Ned Hobbs, the trust's chief operating officer and deputy chief executive, said the exercises served two purposes: reducing the visible backlog and ensuring the waiting list reflected genuine clinical demand. He attributed part of the problem to a recent migration from one data system to another, which he said had left legacy data issues that artificially inflated the figures. "It helped reduce backlogs while ensuring waiting lists more accurately reflected true demand," he said.

The trust's recorded performance has improved considerably over the period in question. SaTH was required to have at least 60 per cent of patients waiting no longer than 18 weeks by March 2026. In November 2024, when NHS England established its baseline, 48.5 per cent of patients met that threshold. By February 2026, that figure had risen to 63.1 per cent. The trust has attributed part of that improvement to a £24 million elective surgery hub that opened in Telford in 2024, along with changes to outpatient services and diagnostic capacity. In December 2024, it received a separate £2 million payment from NHS England as a reward for cutting waiting times, at which point its overall list had reduced by 10,000 and the number of children waiting for treatment had fallen by 40 per cent.

The validation process has not gone without scrutiny. At a board meeting in March, Gill George, a campaigner with Shropshire, Telford and Wrekin Defend Our NHS, asked what recourse patients had if they believed they had been wrongly removed from the list. Hobbs said patients could raise the matter with their GP. That answer has done little to satisfy those who question whether the process is sufficiently transparent. There is no formal appeals mechanism within the trust itself, and patients may be unaware they have been removed at all.
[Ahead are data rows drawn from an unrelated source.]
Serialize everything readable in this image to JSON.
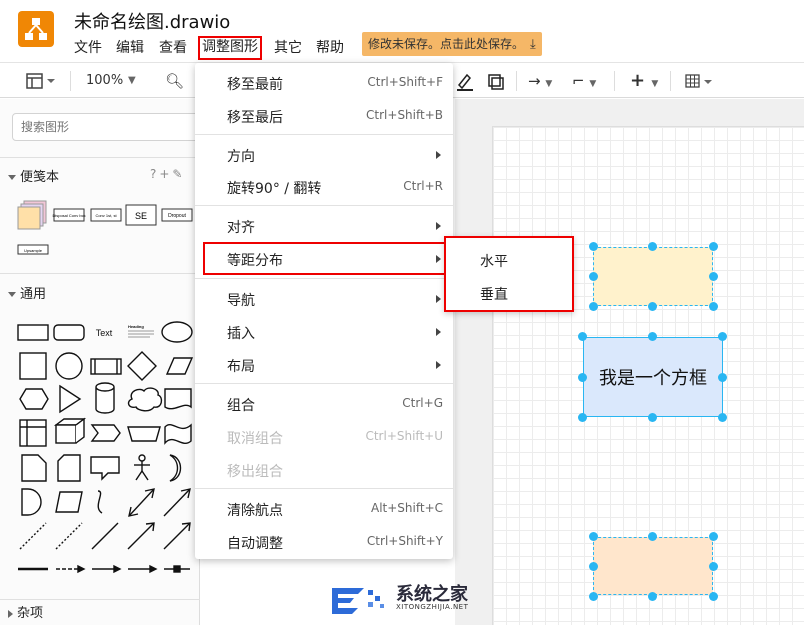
{
  "app": {
    "title": "未命名绘图.drawio",
    "brand_color": "#f08705"
  },
  "menubar": {
    "items": [
      "文件",
      "编辑",
      "查看",
      "调整图形",
      "其它",
      "帮助"
    ],
    "save_notice": "修改未保存。点击此处保存。"
  },
  "toolbar": {
    "zoom": "100%"
  },
  "sidebar": {
    "search_placeholder": "搜索图形",
    "scratchpad": "便笺本",
    "scratchpad_tools": "?+✎",
    "general": "通用",
    "misc": "杂项",
    "scratch_items": [
      "Disposal Conv bck",
      "Conv 1st, st",
      "SE",
      "Dropout",
      "Upsample"
    ],
    "text_shape": "Text",
    "heading_shape": "Heading"
  },
  "dropdown": {
    "items": [
      {
        "label": "移至最前",
        "shortcut": "Ctrl+Shift+F"
      },
      {
        "label": "移至最后",
        "shortcut": "Ctrl+Shift+B"
      },
      {
        "label": "方向",
        "shortcut": ""
      },
      {
        "label": "旋转90° / 翻转",
        "shortcut": "Ctrl+R"
      },
      {
        "label": "对齐",
        "shortcut": ""
      },
      {
        "label": "等距分布",
        "shortcut": ""
      },
      {
        "label": "导航",
        "shortcut": ""
      },
      {
        "label": "插入",
        "shortcut": ""
      },
      {
        "label": "布局",
        "shortcut": ""
      },
      {
        "label": "组合",
        "shortcut": "Ctrl+G"
      },
      {
        "label": "取消组合",
        "shortcut": "Ctrl+Shift+U"
      },
      {
        "label": "移出组合",
        "shortcut": ""
      },
      {
        "label": "清除航点",
        "shortcut": "Alt+Shift+C"
      },
      {
        "label": "自动调整",
        "shortcut": "Ctrl+Shift+Y"
      }
    ]
  },
  "submenu": {
    "items": [
      "水平",
      "垂直"
    ]
  },
  "canvas": {
    "box_label": "我是一个方框",
    "colors": {
      "yellow": "#fff2cc",
      "blue": "#dae8fc",
      "orange": "#ffe6cc",
      "handle": "#29b6f2"
    }
  },
  "watermark": {
    "text": "系统之家",
    "sub": "XITONGZHIJIA.NET"
  }
}
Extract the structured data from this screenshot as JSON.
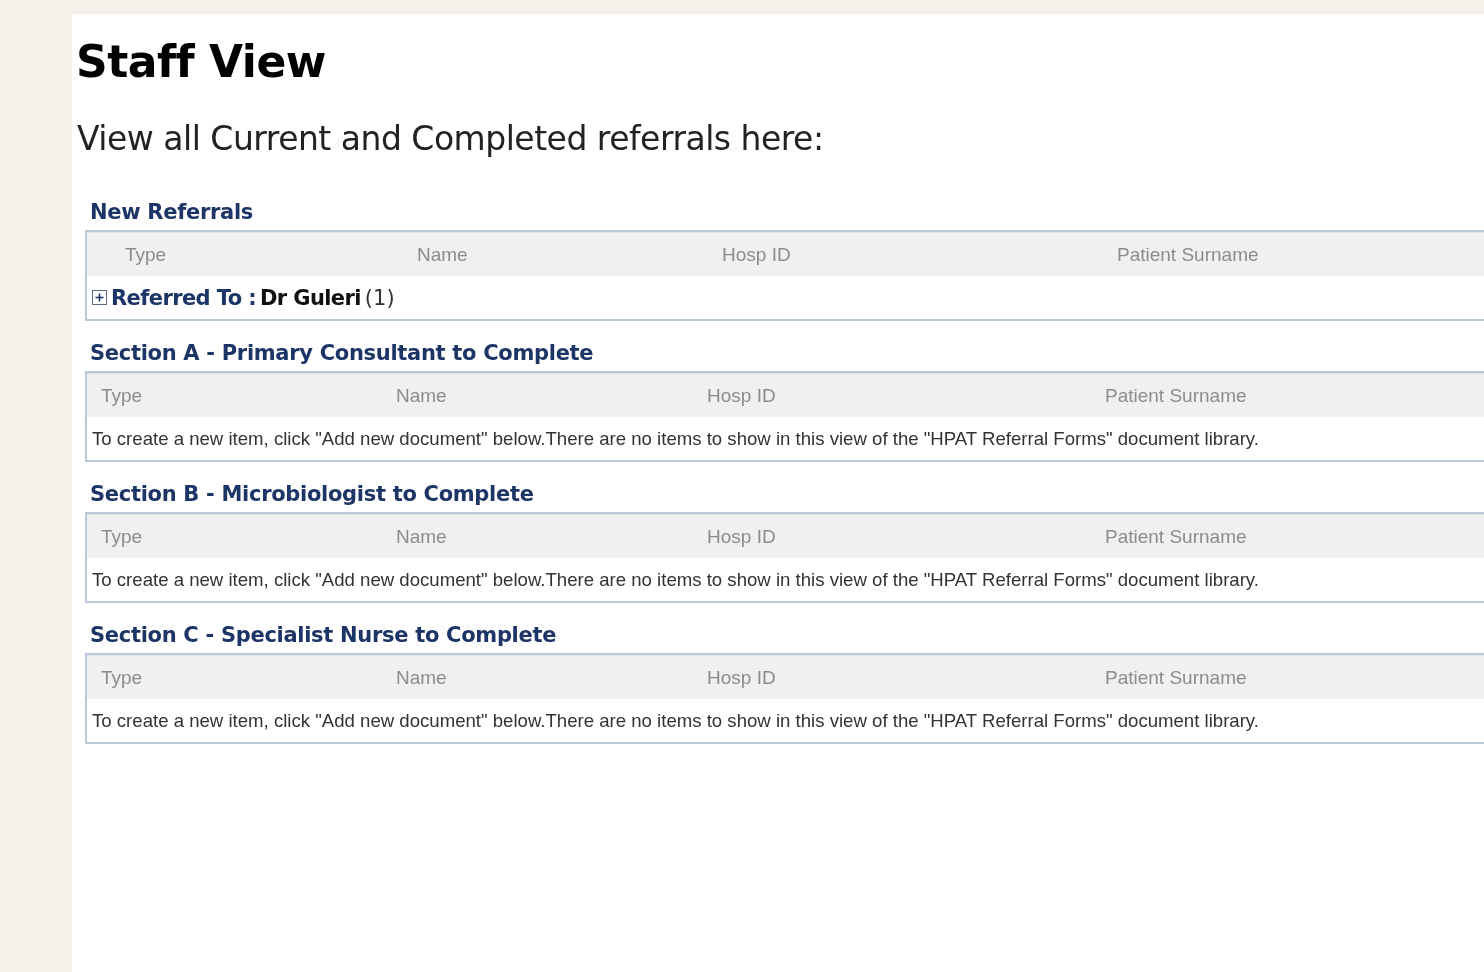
{
  "page": {
    "title": "Staff View",
    "subtitle": "View all Current and Completed referrals here:"
  },
  "sections": [
    {
      "kind": "grouped",
      "title": "New Referrals",
      "columns": [
        "Type",
        "Name",
        "Hosp ID",
        "Patient Surname"
      ],
      "group": {
        "label": "Referred To :",
        "value": "Dr Guleri",
        "count": "(1)",
        "expanded": false
      }
    },
    {
      "kind": "empty",
      "title": "Section A - Primary Consultant to Complete",
      "columns": [
        "Type",
        "Name",
        "Hosp ID",
        "Patient Surname"
      ],
      "message": "To create a new item, click \"Add new document\" below.There are no items to show in this view of the \"HPAT Referral Forms\" document library."
    },
    {
      "kind": "empty",
      "title": "Section B - Microbiologist to Complete",
      "columns": [
        "Type",
        "Name",
        "Hosp ID",
        "Patient Surname"
      ],
      "message": "To create a new item, click \"Add new document\" below.There are no items to show in this view of the \"HPAT Referral Forms\" document library."
    },
    {
      "kind": "empty",
      "title": "Section C - Specialist Nurse to Complete",
      "columns": [
        "Type",
        "Name",
        "Hosp ID",
        "Patient Surname"
      ],
      "message": "To create a new item, click \"Add new document\" below.There are no items to show in this view of the \"HPAT Referral Forms\" document library."
    }
  ]
}
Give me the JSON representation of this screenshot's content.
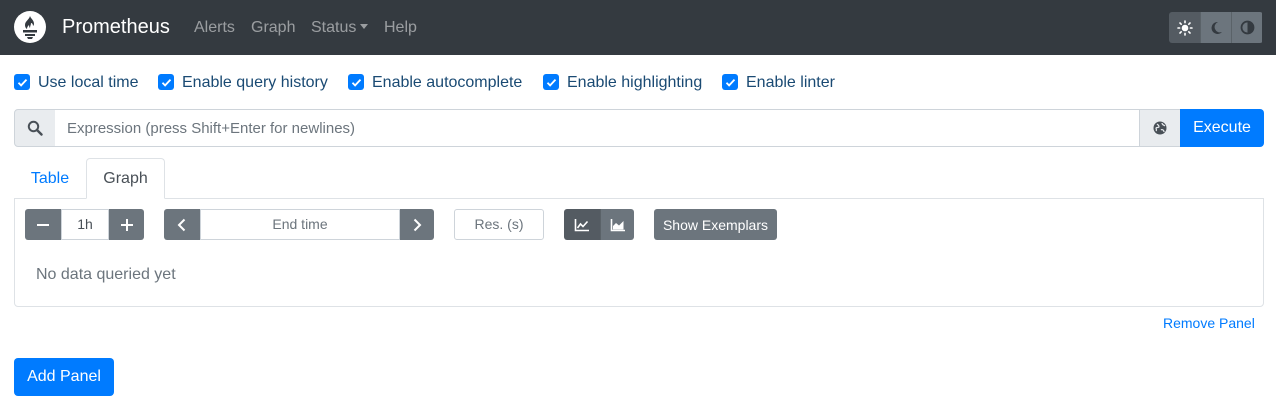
{
  "navbar": {
    "brand": "Prometheus",
    "links": {
      "alerts": "Alerts",
      "graph": "Graph",
      "status": "Status",
      "help": "Help"
    },
    "theme": {
      "options": [
        "light",
        "dark",
        "browser"
      ],
      "selected": "light",
      "icons": [
        "sun-icon",
        "moon-icon",
        "adjust-icon"
      ]
    }
  },
  "options": [
    {
      "label": "Use local time",
      "checked": true
    },
    {
      "label": "Enable query history",
      "checked": true
    },
    {
      "label": "Enable autocomplete",
      "checked": true
    },
    {
      "label": "Enable highlighting",
      "checked": true
    },
    {
      "label": "Enable linter",
      "checked": true
    }
  ],
  "query": {
    "placeholder": "Expression (press Shift+Enter for newlines)",
    "value": "",
    "execute_label": "Execute",
    "search_icon": "search-icon",
    "metrics_explorer_icon": "globe-icon"
  },
  "tabs": {
    "table": "Table",
    "graph": "Graph",
    "active": "graph"
  },
  "graph_controls": {
    "range_value": "1h",
    "end_time_placeholder": "End time",
    "resolution_placeholder": "Res. (s)",
    "chart_mode": "lines",
    "exemplars_label": "Show Exemplars"
  },
  "panel": {
    "status_text": "No data queried yet",
    "remove_label": "Remove Panel"
  },
  "add_panel_label": "Add Panel",
  "colors": {
    "navbar": "#343a40",
    "primary": "#007bff",
    "secondary": "#6c757d"
  }
}
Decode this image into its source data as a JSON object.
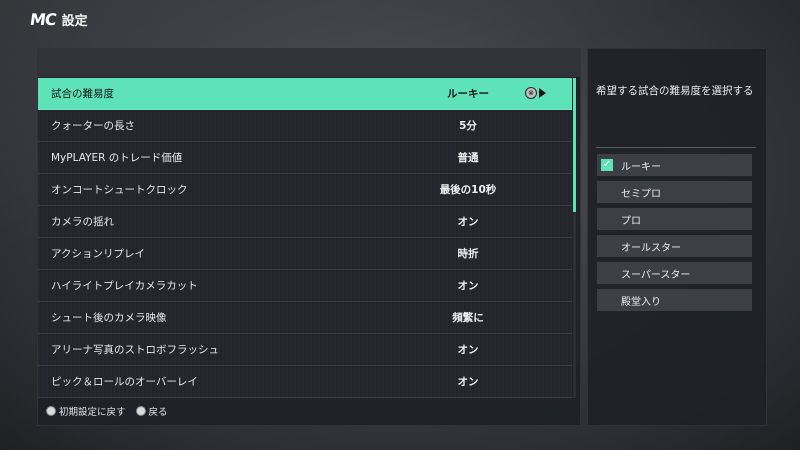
{
  "header": {
    "logo": "MC",
    "title": "設定"
  },
  "settings": {
    "rows": [
      {
        "label": "試合の難易度",
        "value": "ルーキー",
        "selected": true
      },
      {
        "label": "クォーターの長さ",
        "value": "5分"
      },
      {
        "label": "MyPLAYER のトレード価値",
        "value": "普通"
      },
      {
        "label": "オンコートシュートクロック",
        "value": "最後の10秒"
      },
      {
        "label": "カメラの揺れ",
        "value": "オン"
      },
      {
        "label": "アクションリプレイ",
        "value": "時折"
      },
      {
        "label": "ハイライトプレイカメラカット",
        "value": "オン"
      },
      {
        "label": "シュート後のカメラ映像",
        "value": "頻繁に"
      },
      {
        "label": "アリーナ写真のストロボフラッシュ",
        "value": "オン"
      },
      {
        "label": "ピック＆ロールのオーバーレイ",
        "value": "オン"
      }
    ],
    "selected_icon": "⊗",
    "accent_color": "#5ee3b9"
  },
  "footer": {
    "reset_label": "初期設定に戻す",
    "back_label": "戻る"
  },
  "detail": {
    "description": "希望する試合の難易度を選択する",
    "options": [
      {
        "label": "ルーキー",
        "checked": true
      },
      {
        "label": "セミプロ"
      },
      {
        "label": "プロ"
      },
      {
        "label": "オールスター"
      },
      {
        "label": "スーパースター"
      },
      {
        "label": "殿堂入り"
      }
    ]
  }
}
The broader concern is whether validation sprints, however administratively justified, provide a convenient means of reducing waiting list numbers without a corresponding reduction in unmet need. Trusts are paid per removal, which creates a financial incentive to find removable entries. When a system migration has also introduced data errors, as SaTH has acknowledged, it becomes harder to distinguish between cleaning up genuine duplicates and quietly clearing patients who may still require care.

SaTH is not unique in this regard. Validation sprints have been used across English NHS trusts as part of the government's effort to bear down on waiting list figures inherited from the post-pandemic period. The payments are framed as compensation for the administrative work involved rather than as incentives, though the effect is the same: trusts that remove more patients receive more money.

Whether the figures now reported by SaTH represent a genuine improvement in capacity, a correction of inflated historical data, or some combination of both is difficult to determine from the outside. What is clear is that tens of thousands of patients have been removed from the list, a significant financial payment has been made, and the mechanism for challenging those removals remains limited to a conversation with a GP.